The Christian witness is not primarily marked by political protest, defiance and civil disobedience. It is marked by generosity, aimed towards each other, as well as towards our neighbors in need, including our enemies. That generosity may be interpreted by the world as defiance and civil disobedience; and so Christians suffer for righteousness sake, for Christ’s sake; but not for one’s own sake or in defense of his or her own “rights.” The Christian witness is marked by going out clothed in Christ.
For the sake of our neighbors, may we express our generosity invisibly in the coming months by each doing his or her part to contain the Covid-19 epidemic, by listening to our nation’s health experts, by wearing masks and by social distancing. This is not a mark of fear or of political correctness, but of generosity and communal responsibility. Our Father in heaven, who sees all and knows all, will reward our generosity. Amen.

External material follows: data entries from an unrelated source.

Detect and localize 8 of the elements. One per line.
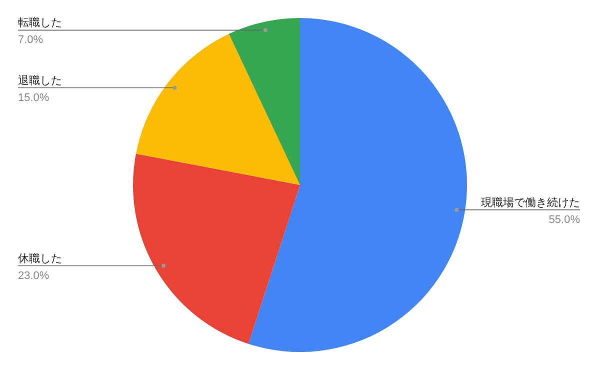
data-label: 55.0% (548, 214, 580, 226)
data-label: 15.0% (18, 92, 50, 104)
data-label: 23.0% (18, 270, 50, 282)
data-label: 7.0% (18, 34, 44, 46)
slice-label: 退職した (18, 74, 62, 87)
slice-label: 現職場で働き続けた (481, 196, 580, 209)
slice-label: 転職した (18, 16, 62, 30)
slice-label: 休職した (18, 252, 62, 265)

“Beware of practicing your righteousness before other people in order to be seen by them, for then you will have no reward from your Father who is in heaven. Thus, when you give to the needy, sound no trumpet before you, as the hypocrites do in the synagogues and in the streets, that they may be praised by others. Truly, I say to you, they have received their reward. But when you give to the needy, do not let your left hand know what your right hand is doing, so that your giving may be in secret. And your Father who sees in secret will reward you.” (Mt. 6:1-4) Amen.